RepeatMasker
Example procedure to operate RepeatMasker on a typical genome assembly sequence.
Partition
The source tree script simplePartition.pl can be used to partition the genome. The output of the script is merely a listing of twoBit file references representing the partitions. A specific bit of sequence is obtained from the twoBit file at the time it is needed for the RepeatMasker operation. UCSC uses partitions of 500,000 bases when using the cross_match alignment engine with RepeatMasker. That size of partition often results in a single job run-time of about 1.5 hours. When using the rmblast alignment engine with RepeatMasker, the typical single job run-time is on the order of 10 minutes. The resulting masking is very similar. This example constructs partition lists in the specified RMPart directory hierarchy:
mkdir -p /data/genomes/ricCom1/bed/repeatMasker/ cd /data/genomes/ricCom1/bed/repeatMasker simplePartition.pl ../../ricCom1.unmasked.2bit 500000 /data/genomes/ricCom1/RMPart
Cluster run
The template file used here:
#LOOP ./RMRun.csh /data/genomes/ricCom1/RMPart/$(path1).out #ENDLOOP
with the gensub2 command constructs the command list jobList to run on the cluster.

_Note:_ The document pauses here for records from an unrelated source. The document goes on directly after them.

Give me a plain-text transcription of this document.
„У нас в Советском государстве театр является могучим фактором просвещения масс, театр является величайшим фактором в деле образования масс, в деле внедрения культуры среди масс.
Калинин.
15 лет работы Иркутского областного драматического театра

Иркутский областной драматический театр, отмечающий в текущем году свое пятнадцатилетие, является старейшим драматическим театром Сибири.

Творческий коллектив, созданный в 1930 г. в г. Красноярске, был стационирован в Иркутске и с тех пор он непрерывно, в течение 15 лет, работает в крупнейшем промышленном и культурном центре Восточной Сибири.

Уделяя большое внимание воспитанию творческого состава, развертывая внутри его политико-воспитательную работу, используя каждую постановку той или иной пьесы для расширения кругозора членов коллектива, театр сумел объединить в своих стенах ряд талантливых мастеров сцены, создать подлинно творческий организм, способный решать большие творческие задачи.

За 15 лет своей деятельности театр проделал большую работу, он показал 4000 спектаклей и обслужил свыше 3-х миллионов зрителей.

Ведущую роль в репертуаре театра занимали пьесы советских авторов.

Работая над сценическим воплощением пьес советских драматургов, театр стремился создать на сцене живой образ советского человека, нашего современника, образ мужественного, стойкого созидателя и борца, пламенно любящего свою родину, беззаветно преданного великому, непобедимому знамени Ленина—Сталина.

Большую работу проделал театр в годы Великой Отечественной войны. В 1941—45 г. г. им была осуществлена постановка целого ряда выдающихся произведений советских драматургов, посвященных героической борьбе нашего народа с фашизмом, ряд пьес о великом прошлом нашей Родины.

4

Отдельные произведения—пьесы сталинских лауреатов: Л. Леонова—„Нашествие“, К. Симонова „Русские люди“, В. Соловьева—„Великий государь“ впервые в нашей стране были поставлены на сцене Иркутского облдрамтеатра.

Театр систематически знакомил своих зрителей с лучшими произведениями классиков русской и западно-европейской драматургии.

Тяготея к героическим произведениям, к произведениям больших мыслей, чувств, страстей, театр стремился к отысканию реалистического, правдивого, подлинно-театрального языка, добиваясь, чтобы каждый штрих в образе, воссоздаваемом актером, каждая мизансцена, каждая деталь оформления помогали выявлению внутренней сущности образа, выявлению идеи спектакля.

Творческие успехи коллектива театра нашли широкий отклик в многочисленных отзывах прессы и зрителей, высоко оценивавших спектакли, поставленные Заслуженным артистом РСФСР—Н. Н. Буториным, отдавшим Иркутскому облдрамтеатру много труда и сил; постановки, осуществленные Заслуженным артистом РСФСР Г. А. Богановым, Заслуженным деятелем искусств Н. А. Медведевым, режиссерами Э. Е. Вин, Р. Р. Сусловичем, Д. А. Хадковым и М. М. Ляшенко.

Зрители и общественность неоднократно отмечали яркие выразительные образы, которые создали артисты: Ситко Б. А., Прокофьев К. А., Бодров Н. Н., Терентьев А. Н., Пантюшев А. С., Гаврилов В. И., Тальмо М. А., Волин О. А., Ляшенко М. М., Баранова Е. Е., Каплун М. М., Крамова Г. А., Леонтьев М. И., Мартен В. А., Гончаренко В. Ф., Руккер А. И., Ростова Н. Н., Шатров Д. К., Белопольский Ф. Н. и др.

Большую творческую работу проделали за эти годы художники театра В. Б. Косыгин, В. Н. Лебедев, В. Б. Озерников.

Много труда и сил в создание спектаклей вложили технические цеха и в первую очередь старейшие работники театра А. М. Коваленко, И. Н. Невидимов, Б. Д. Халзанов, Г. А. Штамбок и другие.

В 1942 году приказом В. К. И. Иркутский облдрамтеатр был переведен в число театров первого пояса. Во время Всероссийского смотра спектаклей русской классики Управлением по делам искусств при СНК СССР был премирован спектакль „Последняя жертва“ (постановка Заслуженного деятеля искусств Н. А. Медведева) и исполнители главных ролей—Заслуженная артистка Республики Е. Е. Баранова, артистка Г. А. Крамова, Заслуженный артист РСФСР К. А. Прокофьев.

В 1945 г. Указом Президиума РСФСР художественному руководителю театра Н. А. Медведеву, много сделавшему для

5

mkdir -p /data/genomes/ricCom1/bed/repeatMasker/run.cluster cd /data/genomes/ricCom1/bed/repeatMasker/run.cluster ln -s /data/genomes/ricCom1/RMPart ./RMPart gensub2/data/genomes/ricCom1/RMPart/partitions.lst single template jobList
This example constructs 880 commands to run in the jobList file, typically:
./RMRun.csh /data/genomes/ricCom1/RMPart/000/000.lst.out ./RMRun.csh /data/genomes/ricCom1/RMPart/001/001.lst.out ./RMRun.csh /data/genomes/ricCom1/RMPart/002/002.lst.out ... etc.
The RMRun.csh script performs the RepeatMasker operation on each partition:
#!/bin/csh -ef set finalOut = $1 set inLst = $finalOut:r set inLft = $inLst:r.lft set alignOut = $finalOut:r.align set catOut = $finalOut:r.cat # Use local disk for output, and move the final result to $outPsl # when done, to minimize I/O. set tmpDir = `mktemp -d -p /scratch/tmp doRepeatMasker.cluster.XXXXXX` pushd $tmpDir # Initialize local library RepeatMasker -engine rmblast -pa 1 -species 'Ricinus communis' /dev/null foreach spec (`cat $inLst`) # Remove path and .2bit filename to get just the seq:start-end spec: set base = `echo $spec | sed -r -e 's/^[^:]+://'` # If $spec is the whole sequence, twoBitToFa removes the :start-end part, # which causes liftUp to barf later. So tweak the header back to # seq:start-end for liftUp's sake: twoBitToFa $spec stdout \ | sed -e "s/^>.*/>$base/" > $base.fa RepeatMasker -engine rmblast -pa 1 -align -species 'Ricinus communis' $base.fa if (-e $base.fa.cat) then mv $base.fa.cat $catOut endif end # Lift up (leave the RepeatMasker header in place because we'll liftUp # again later): liftUp -type=.out stdout $inLft error *.fa.out > tmpOut__out set nonomatch set alignFiles = ( *.align ) if ( ${#alignFiles} && -e $alignFiles[1] ) then liftUp -type=.align stdout $inLft error *.align \ > tmpOut__align else touch tmpOut__align endif # Move final result into place: mv tmpOut__out $finalOut mv tmpOut__align $alignOut popd rm -rf $tmpDir
If you have a parasol cluster, this operation is performed.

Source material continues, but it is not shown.